I mention this point particularly to an American audience. In recent years, one observes on the American scene a terribly disturbing phenomenon: the spread of hedonistic values, but with a kind of glatt-kosher packaging. There was a time when the problem of hedonism for religious Jews didn’t often arise, because even if you wanted to have the time of your life, there wasn’t very much that you could do. The country clubs were all barred to Jews, there weren’t many kosher restaurants, there were no kosher nightclubs, etc. In the last decade or two, a whole culture has developed geared towards frum Jews, where the message is enjoy, enjoy, enjoy, and everything has a hekhsher (kosher certification) and a super-hekhsher. The message is that whatever the gentiles have, we have too. They have trips to the Virgin Islands, we have trips to the Virgin Islands. Consequently, there has been a certain debasement of values, in which people have a concern for the minutiae of Halakha (which, of course, one should be concerned about), but with a complete lack of awareness of the extent to which the underlying message is so totally non-halakhic and anti-halakhic.

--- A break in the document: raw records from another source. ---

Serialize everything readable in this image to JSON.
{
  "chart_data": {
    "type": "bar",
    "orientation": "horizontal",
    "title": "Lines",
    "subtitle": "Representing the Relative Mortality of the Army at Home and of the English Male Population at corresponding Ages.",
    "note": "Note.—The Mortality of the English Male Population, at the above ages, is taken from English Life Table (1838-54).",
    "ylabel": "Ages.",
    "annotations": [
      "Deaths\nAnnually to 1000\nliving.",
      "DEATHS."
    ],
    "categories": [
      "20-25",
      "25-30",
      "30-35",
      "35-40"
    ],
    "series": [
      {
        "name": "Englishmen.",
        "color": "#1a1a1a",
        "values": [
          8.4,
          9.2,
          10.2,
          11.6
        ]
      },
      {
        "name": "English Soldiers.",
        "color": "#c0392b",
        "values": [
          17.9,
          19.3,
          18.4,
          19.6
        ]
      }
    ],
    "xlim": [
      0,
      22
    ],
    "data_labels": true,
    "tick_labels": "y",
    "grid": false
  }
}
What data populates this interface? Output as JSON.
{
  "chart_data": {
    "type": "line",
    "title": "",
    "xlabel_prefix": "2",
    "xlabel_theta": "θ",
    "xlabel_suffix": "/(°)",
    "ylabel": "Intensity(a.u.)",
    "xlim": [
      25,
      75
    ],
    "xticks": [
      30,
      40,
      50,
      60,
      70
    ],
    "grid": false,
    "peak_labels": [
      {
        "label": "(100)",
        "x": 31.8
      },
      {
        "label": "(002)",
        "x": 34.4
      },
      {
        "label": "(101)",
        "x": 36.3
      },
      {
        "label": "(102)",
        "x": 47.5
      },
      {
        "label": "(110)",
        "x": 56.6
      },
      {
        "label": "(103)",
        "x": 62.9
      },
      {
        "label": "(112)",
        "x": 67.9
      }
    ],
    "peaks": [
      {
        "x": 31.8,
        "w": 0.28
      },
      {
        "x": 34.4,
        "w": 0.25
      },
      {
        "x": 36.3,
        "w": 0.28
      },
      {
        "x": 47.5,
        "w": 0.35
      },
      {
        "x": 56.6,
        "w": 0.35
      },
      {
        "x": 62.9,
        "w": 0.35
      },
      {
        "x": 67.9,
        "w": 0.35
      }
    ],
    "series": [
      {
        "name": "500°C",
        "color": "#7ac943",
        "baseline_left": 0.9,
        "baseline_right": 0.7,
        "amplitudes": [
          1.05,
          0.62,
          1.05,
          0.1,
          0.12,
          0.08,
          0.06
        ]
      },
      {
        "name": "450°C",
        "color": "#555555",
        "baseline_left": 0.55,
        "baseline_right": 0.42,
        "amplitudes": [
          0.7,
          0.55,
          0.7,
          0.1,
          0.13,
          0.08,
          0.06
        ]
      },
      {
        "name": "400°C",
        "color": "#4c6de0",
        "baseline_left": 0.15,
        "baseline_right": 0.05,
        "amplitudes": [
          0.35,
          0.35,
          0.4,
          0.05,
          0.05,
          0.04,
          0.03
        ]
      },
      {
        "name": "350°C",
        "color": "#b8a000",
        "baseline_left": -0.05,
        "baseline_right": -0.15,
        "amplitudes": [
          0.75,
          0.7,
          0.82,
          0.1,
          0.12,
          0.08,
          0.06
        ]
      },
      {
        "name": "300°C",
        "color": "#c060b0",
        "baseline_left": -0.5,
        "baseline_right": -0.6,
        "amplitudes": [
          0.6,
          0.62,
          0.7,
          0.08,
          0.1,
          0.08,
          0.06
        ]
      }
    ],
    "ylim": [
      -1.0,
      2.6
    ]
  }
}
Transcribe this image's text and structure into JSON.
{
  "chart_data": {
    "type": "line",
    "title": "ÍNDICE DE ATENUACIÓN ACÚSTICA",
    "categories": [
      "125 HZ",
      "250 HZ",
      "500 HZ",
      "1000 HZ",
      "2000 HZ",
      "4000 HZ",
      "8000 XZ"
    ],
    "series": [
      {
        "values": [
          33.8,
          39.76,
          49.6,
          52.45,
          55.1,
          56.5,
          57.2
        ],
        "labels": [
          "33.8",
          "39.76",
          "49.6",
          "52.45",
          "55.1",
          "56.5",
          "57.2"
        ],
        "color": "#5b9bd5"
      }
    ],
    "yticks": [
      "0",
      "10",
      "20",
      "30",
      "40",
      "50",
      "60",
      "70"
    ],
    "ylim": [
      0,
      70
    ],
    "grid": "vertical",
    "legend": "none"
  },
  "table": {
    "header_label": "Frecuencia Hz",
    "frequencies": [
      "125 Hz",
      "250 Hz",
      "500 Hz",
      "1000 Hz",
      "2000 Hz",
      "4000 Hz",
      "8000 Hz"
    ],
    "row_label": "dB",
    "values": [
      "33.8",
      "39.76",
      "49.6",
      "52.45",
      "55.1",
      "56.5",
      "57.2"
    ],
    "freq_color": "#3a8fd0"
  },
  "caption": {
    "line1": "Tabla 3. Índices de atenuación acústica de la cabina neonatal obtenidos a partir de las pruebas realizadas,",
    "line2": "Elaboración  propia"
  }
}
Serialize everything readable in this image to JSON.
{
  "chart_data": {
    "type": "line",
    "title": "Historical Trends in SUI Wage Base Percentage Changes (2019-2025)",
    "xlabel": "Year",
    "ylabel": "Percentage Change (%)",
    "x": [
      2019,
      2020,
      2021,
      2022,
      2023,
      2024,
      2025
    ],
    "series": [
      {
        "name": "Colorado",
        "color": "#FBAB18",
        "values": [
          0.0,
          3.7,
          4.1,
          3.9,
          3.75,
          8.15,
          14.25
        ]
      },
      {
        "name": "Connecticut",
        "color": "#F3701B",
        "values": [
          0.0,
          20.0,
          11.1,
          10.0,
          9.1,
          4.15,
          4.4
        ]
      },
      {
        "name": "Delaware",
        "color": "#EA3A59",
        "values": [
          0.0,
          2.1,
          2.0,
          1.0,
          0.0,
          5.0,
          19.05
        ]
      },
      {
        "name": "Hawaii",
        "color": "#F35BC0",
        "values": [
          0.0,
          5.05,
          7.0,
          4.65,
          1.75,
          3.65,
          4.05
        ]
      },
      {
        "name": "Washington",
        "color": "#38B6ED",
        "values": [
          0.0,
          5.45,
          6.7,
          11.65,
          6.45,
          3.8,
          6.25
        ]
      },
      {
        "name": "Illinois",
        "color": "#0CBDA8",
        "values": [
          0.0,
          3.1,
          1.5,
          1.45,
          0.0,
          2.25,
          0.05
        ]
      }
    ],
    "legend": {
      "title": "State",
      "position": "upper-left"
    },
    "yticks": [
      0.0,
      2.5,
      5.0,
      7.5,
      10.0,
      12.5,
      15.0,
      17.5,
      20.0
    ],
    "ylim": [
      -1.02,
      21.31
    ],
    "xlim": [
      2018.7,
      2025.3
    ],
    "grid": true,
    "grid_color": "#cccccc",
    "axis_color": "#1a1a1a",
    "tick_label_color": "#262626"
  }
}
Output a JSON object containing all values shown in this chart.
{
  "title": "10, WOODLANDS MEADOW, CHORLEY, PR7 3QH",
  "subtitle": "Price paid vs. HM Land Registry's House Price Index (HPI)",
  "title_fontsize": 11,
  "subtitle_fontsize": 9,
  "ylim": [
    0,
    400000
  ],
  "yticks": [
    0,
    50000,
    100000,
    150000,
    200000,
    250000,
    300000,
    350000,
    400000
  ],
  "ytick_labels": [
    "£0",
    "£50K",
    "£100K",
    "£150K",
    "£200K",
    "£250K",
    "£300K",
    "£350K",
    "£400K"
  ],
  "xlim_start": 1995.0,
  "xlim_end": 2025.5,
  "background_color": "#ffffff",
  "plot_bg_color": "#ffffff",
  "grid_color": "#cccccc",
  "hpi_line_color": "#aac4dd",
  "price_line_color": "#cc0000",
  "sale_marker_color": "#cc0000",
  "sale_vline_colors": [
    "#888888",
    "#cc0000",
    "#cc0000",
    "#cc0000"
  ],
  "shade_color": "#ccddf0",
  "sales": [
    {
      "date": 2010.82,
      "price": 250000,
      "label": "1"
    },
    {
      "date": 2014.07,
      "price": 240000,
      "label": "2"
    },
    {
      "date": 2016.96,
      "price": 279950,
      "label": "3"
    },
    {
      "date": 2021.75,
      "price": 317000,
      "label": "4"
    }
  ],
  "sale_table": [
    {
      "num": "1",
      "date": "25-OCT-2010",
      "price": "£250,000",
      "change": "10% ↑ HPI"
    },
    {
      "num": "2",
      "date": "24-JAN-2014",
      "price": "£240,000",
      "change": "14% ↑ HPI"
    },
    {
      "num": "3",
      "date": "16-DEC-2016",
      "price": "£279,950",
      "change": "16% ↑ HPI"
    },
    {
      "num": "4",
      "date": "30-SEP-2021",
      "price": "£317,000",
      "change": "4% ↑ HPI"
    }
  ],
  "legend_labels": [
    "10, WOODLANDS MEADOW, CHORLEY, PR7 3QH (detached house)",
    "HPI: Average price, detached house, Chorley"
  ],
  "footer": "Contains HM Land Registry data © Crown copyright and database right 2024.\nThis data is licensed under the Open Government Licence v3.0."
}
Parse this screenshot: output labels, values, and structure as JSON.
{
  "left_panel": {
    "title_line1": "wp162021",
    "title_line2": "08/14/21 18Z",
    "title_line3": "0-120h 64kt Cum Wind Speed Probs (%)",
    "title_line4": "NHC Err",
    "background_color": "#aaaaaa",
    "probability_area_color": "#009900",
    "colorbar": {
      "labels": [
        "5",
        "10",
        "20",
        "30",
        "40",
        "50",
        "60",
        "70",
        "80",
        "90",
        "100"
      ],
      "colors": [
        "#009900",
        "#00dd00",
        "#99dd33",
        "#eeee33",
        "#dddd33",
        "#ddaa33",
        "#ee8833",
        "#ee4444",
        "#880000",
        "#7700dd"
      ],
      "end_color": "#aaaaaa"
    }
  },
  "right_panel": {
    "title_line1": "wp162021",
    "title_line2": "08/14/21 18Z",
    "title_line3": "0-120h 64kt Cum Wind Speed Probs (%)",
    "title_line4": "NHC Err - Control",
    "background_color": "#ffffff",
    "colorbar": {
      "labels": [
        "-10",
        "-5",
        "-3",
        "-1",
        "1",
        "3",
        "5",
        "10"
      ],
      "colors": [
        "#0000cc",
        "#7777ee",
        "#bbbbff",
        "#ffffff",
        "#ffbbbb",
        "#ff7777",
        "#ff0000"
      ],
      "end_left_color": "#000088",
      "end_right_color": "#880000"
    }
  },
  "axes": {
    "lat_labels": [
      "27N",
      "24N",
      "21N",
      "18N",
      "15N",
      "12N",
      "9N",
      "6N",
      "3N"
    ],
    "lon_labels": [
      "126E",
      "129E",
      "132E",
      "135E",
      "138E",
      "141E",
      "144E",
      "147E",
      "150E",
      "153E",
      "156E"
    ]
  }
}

Don’t misunderstand me—I am not opposed to people enjoying themselves to some extent. I am not arguing for a totally ascetic approach to life; I don’t live that way myself, and what I don’t practice I certainly am not going to preach. In a sense, I don’t practice it because I don’t really think that it is demanded. (There certainly were gedolim [great rabbis] who did advocate it, but others disagreed.) The question is something else entirely. The question is not whether there is room in human life for a person to have a certain measure of pleasure. Rather, the question is what is his basic perspective? How much does he involve himself in this? Does he see himself as basically being born to enjoy or to work?

There is nothing wrong with a person wanting to enjoy, to have a good meal. But if you open up the food critic’s column in a newspaper it is simply muktzeh machmat mi’us (untouchable because of being revolting)! A person who is morally sensitive finds it impossible to read those columns. They begin discussing, for example, the advantages of one airline food over another: here the food was a little bit underdone, there a little bit overdone, the vegetables were a little too fresh, not fresh enough; they begin to go into the finest details. It is astonishing that a person should devote so much time and effort and energy to these questions, and should assume that his readers are going to do so as well, when it is all merely a matter of knowing exactly what the food will be like when you happen to fly. To assign that kind of attention to this kind of nonsense?

To some extent, this feeling has permeated our world: a whole culture of enjoyment has begun to take hold. This is something which is recent, and with which anyone who is a ben-Torah, certainly, should in no way identify or associate. That whole culture advocates that man is born for pleasure, but unfortunately has to work if he wants to enjoy. In contrast, we have to know that “Adam le-amal yulad,” Man is born to do labor” (Iyyov 5:7).